Şu an her şey dâhil sistemi olan oteller için "kaç özel restoranınız var" sorusu sorulmaktadır. Bunun sebebi ise buradan gelen yüksek misafir memnuniyetidir. O bezginlik, bıkkınlık belirten "doldur boşalt" yaklaşımı bitmiştir. Bu da gösteriyor ki aynı ürün ile daha düzgün kaliteli ürünler ortaya çıkartılabilir ve sunulur. Misafir memnuniyeti en üst düzeye getirilebilir. Bu doğrultuda da biz şefler arasında menü araştırmaları başlamış, yenilikler farklı sunumlar ve yaratıcılıklar ortaya çıkmıştır. Bu da gerek yeni yetişen nesil açısından gerek Türk Mutfak Şefleri açısından önemli bir unsur olmaktadır. O halde her şey dâhil sistemi doğru kullanım ve sunum yapıldığı taktirde "kötü servis, kötü yemek" anlamına gelmez. Sadece biraz daha şef olarak emek harcamak, yaptığımız ürüne ilgi alaka ve biraz da sevgi göstermek yeterlidir.
''UCUZ ETİN YAHNİSİ BU KADAR OLUR ''
Otelcilik bilindiği gibi hizmete dayalı bir iş koludur, bu hizmet de tamamen personele dayalıdır. İnsana insan ile hizmet vermek ve de memnun etmek kadar zor bir iş kolu yoktur. Bu iş kolunun başında ise otelcilik gelmektedir. Siz otelinizde en kaliteli, mobilyayı, yatağı, halıyı, resimleri, bitki örtüsünü, büfeleri, masaları, sandalyeleri vb. kullansanız dahi misafir bu unsurlara ilk bir iki gününde dikkat ediyor. Tatili bitene kadar konuştuğu, gözlemlediği ise servis kalitesi, yemek kalitesi, hizmet kalitesi oluyor. Eğer siz otelin donanımında ve de dekorasyonun da gösterdiğiniz özeni yaptığınız yatırımı tesis açıldıktan sonra personel politikanıza yansıtmazsanız, o güzel tesislerde sıradan, alt yapısı olmayan, boylu poslu, güzel alımlı personel ile hayal kırıklığı yaşamanız doğaldır.

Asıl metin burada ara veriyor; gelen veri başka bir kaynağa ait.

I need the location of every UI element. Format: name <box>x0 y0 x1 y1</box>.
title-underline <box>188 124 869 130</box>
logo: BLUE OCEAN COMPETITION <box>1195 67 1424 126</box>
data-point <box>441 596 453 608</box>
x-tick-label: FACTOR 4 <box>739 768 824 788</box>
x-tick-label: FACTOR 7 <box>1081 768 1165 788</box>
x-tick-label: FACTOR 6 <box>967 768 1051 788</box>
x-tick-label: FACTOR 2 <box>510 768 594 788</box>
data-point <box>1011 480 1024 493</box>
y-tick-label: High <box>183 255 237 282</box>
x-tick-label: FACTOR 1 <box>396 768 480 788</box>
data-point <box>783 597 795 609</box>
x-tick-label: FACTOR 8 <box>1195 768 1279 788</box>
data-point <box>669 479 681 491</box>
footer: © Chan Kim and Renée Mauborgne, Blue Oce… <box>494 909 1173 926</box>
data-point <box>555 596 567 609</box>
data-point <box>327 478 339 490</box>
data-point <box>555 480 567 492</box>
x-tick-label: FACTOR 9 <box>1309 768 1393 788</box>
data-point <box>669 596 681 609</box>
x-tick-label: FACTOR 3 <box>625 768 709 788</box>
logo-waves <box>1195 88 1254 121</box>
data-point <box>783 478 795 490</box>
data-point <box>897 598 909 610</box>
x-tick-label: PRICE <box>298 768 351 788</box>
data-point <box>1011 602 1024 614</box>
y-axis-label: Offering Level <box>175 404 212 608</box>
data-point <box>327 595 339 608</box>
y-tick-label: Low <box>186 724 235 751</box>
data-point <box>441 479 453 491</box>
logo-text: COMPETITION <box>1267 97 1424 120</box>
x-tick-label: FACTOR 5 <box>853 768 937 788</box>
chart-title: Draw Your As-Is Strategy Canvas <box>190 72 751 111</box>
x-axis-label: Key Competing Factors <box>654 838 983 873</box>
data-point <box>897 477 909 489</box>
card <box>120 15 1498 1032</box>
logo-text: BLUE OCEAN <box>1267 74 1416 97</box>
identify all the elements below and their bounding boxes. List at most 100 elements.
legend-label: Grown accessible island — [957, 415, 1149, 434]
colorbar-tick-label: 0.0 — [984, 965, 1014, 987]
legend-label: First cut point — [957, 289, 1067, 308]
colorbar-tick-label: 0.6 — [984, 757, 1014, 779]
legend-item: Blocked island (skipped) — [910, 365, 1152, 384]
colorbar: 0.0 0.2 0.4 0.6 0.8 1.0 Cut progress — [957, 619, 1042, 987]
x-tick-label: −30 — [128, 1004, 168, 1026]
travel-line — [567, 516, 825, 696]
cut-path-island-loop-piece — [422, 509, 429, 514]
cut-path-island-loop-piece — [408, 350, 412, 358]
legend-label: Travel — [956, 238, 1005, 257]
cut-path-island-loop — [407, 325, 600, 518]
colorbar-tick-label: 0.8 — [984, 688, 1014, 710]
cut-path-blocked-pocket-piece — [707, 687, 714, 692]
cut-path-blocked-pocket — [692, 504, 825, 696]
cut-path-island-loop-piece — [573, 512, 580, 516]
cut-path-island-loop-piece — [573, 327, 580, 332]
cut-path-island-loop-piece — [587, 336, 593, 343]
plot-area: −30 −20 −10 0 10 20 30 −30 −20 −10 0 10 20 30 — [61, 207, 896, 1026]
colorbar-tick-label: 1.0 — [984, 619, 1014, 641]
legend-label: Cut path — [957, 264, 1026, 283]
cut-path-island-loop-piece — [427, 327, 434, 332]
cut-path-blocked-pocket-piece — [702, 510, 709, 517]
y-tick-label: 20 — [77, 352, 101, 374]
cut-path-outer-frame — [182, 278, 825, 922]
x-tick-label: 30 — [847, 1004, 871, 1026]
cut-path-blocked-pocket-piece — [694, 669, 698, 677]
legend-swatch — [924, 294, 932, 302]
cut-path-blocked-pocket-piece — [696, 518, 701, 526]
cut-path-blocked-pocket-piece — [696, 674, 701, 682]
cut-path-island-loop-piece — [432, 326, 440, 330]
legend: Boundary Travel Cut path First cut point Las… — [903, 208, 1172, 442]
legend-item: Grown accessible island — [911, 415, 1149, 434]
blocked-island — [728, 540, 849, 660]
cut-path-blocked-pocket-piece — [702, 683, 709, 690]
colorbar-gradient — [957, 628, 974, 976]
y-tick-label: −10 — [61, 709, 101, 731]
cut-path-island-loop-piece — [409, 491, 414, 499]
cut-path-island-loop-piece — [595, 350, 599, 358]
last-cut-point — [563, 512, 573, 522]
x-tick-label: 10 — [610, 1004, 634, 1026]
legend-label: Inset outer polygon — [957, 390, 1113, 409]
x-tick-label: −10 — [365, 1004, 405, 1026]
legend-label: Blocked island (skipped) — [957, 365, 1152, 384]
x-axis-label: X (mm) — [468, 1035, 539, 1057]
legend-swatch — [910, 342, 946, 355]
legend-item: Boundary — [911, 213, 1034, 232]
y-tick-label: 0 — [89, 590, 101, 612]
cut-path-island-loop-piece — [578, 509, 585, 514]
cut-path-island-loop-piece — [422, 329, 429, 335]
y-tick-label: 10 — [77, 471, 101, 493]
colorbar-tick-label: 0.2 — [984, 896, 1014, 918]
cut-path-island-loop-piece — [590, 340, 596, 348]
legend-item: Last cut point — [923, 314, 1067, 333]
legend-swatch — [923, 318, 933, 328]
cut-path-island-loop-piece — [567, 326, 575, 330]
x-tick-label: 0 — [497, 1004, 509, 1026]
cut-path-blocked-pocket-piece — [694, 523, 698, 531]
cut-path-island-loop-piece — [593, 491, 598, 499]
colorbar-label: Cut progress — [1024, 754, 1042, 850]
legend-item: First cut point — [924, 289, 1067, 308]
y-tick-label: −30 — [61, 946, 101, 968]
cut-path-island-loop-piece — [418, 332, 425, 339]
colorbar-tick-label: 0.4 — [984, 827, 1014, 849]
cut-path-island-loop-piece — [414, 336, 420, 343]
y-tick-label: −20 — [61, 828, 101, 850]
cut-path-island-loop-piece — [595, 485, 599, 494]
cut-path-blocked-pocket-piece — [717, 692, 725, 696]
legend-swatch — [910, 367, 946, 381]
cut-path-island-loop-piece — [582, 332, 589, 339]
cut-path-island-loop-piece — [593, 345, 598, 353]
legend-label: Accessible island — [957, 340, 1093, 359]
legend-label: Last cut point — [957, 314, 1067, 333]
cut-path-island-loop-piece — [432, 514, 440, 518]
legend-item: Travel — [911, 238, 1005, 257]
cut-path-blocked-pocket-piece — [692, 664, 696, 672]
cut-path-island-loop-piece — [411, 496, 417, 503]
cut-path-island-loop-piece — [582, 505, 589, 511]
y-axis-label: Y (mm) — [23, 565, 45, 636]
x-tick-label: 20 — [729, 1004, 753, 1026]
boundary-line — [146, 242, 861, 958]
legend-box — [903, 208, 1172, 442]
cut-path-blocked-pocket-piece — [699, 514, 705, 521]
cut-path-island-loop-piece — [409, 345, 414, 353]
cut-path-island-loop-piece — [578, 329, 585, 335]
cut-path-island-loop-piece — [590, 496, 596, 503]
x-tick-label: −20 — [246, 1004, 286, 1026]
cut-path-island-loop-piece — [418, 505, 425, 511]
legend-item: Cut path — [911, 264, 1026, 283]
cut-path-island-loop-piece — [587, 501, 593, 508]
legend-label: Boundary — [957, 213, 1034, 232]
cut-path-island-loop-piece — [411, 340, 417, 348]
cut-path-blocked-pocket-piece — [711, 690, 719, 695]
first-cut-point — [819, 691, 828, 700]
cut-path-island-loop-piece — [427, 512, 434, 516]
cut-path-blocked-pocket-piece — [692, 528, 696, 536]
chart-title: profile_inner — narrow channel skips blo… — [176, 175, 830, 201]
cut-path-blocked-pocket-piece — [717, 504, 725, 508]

Buradan sesleniyor sayın yatırımcılara ve genel müdürlerimize!!! Nasıl ki otel mimarilerinde kabuğumuzu kırıp çok radikal tesisler yapmaya başlamış isek bu alanda başlattığımız bu radikalliği personel seçiminde, alt yapısında da göstermeniz gerekir. Hedefsiz, amaçsız kişilere bu tesislerde yer vermemek, komisinden müdürüne, şefine kadar irdelemek gereklidir. Bu tarz personel bulunduğunda ise o çalışanın hakkını maddi ve manevi olarak verilmeli. Kaliteli personel isteniliyor ise bunun da bir faturası olduğunu görmezlikten gelmemeliyiz.
BİLGİ PAYLAŞILDIKÇA BÜYÜR
Yılların tecrübesini, bilgilerimizi paylaştığımızda bilgi dağarcığımızın nasıl büyüdüğünü görürüz. Eski yıllarda yapılan ürünün son püf noktasında çırağı dolaba göndermek artık eskilerde kalmıştır. Şimdi tam aksine eğitimler vererek zorla yetişmesini bilgi edinmesini sağlamak için toplantılar düzenlemeliyiz. Bu paylaşımı, eğitmenliği yaptığımızda gerek Türk mutfağı gerek Türk mutfak şeflerinin başarı grafiği yükselecektir. Mutfağımızdaki komilerimiz, öğrencilerimize devamlı bilgimizi, yeniliklerimizi aktarmalı ve tatbiki için imkân yaratmalıyız. Bu eğilimi gösterdiğimiz zaman göreceğiz ki saygı sevgi ve büyük ustalık o zaman ortaya çıkacaktır. İşinde son derece iyi, bilgili çok kıymetli meslektaşlarımızla olmak son derece mutluluk vericidir. Yarınlarda daha iyi olmak ve Türk Mutfağımızı daha tanınmış, modern mutfak haline getirmek için hep beraber çaba göstermeliyiz, şefinden komisine var gücümüz ile koşmalıyız. Paylaşımcı, öğretici ve bir sonraki gençlere saygı
sevgi çemberinde güzel ürünler bırakmamız gerektiğine inanıyorum. Bu da hep birlikte yapabileceğimiz bir oluşum. Dediğim gibi bilgi paylaşıldıkça büyür.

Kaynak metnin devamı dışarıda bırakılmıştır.